Unknown Interviewer:
We're gonna put that in the in the in the thread to handle that. And let me ask you one other question, because we have about a minute left. Here's my thought, what can we do? I know that you're trying to turn to basically turn down the noise. But what can we do at a larger scale to address the root problem? I mean, have you had any thoughts on that? If you were able to suggest a technical implementation? And I'm not talking about a social change, because I don't think that we have the leverage to do that. But what sort of technical implementation could actually make sense on the larger-scale internet that would make it so that the noise would no longer be there? Is there anything that's like that, that you can think of? And I know, I'm asking an esoteric question and putting you on the spot for it. But just in case you have a thought for it.
Andrew Morris:
I am going to default back to what Dan Geer said in Cybersecurity as Realpolitik. After a period of time, devices that have been end of life have to either be open sourced or they have to be basically, they have to have the ability to patch themselves. So like IoT devices are a huge part of the problem. I would say, I only have social answers, like I know we have, we only have a minute left. But like the one thing that I just want to say is that I know that this is an unpopular thing to say, but your logs aren't as special as you think they are. And if you share as much as you possibly can with other organizations that are dealing with problems that are similar to yours that are also dealing with security problems, you guys are going to be able to get to your answers much more quickly.

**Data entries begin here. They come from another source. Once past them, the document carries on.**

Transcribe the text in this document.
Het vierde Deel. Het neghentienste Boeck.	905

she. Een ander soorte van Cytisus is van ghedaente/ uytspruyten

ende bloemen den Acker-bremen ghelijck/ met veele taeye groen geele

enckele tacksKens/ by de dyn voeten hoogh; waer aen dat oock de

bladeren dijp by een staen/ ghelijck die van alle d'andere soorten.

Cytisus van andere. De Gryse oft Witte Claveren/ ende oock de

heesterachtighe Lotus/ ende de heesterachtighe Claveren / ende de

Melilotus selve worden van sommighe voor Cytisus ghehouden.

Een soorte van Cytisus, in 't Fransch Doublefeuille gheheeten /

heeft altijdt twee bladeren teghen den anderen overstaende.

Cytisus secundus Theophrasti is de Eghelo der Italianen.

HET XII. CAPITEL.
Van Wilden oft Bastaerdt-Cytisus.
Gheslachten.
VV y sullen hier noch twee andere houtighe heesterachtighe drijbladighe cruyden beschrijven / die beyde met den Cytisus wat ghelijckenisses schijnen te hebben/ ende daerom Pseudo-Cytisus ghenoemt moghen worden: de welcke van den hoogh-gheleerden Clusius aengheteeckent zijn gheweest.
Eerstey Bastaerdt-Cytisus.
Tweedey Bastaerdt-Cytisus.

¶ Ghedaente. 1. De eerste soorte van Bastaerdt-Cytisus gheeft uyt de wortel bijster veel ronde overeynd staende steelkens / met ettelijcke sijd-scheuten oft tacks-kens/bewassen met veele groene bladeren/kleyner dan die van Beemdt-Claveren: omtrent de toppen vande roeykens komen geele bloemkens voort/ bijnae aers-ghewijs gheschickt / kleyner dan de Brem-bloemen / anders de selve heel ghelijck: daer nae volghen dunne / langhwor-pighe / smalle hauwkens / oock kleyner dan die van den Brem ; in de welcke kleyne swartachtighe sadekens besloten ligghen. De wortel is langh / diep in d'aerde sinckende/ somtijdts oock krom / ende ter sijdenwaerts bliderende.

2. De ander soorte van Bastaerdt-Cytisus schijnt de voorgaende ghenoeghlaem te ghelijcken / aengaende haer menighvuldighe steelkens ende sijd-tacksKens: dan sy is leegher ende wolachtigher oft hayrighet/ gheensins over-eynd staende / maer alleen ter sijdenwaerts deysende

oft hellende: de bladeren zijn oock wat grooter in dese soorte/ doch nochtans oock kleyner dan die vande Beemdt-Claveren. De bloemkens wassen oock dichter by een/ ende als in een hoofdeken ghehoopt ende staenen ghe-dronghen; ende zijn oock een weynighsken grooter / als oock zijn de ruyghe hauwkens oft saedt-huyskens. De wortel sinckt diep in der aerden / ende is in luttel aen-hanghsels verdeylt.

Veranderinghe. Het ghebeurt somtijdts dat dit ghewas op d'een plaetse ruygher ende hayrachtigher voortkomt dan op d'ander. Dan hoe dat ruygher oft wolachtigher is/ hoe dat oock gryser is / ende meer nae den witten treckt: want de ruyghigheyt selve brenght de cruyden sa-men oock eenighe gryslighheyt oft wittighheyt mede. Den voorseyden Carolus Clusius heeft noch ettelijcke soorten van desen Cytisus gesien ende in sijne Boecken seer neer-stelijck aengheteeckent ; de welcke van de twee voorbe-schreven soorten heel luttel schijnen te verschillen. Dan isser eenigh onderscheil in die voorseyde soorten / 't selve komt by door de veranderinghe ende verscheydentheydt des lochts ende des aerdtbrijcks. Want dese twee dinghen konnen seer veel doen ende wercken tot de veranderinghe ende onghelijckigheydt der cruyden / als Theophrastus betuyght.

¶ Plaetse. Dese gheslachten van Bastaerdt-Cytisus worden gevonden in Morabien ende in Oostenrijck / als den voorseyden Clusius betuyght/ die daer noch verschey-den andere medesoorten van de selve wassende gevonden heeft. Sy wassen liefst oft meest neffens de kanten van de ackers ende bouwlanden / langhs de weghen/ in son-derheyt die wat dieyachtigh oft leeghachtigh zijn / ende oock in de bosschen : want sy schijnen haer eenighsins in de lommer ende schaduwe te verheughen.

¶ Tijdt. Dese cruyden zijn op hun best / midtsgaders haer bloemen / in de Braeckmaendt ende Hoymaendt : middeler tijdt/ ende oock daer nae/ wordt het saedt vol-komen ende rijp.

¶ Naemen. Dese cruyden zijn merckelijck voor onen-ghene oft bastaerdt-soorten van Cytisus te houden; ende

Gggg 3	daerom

So from our perspective, people have to be willing to look up an IP address against us, for us to give them the data that they need. To some people, they think that that's really sensitive, because it's portraying, like "Hey, maybe this person knows what IP address I'm interested in; or maybe they think that I got hacked." You gotta forget about all that. I think I think that more important than anything is sharing, transparency, and giving people that you trust giving other organizations the ability to check things or corroborate things against what you guys are seeing as well. "Hey, is anyone else seeing this thing? Is this unique to us? How special is this? Did you guys see this thing too?" I think that that's really, really powerful. And right now, we're not doing a good job of doing that systematically. And I'm hoping that GreyNoise can help people do that better in the future.
Unknown Interviewer:
So effectively, large-scale data mining is is needed. There's a trust and sharing issue associated with it. But the technical underpinning of it is an adequate engine to be able to ingest and assess enough information that the bad actors actually get culled out.
Andrew Morris:
So that's exactly right. We have to share more data.
Unknown Interviewer:
That's really cool. So awesome. Well, thank you very much, Andrew. I really appreciate the talk. I think it was I think it was a great one.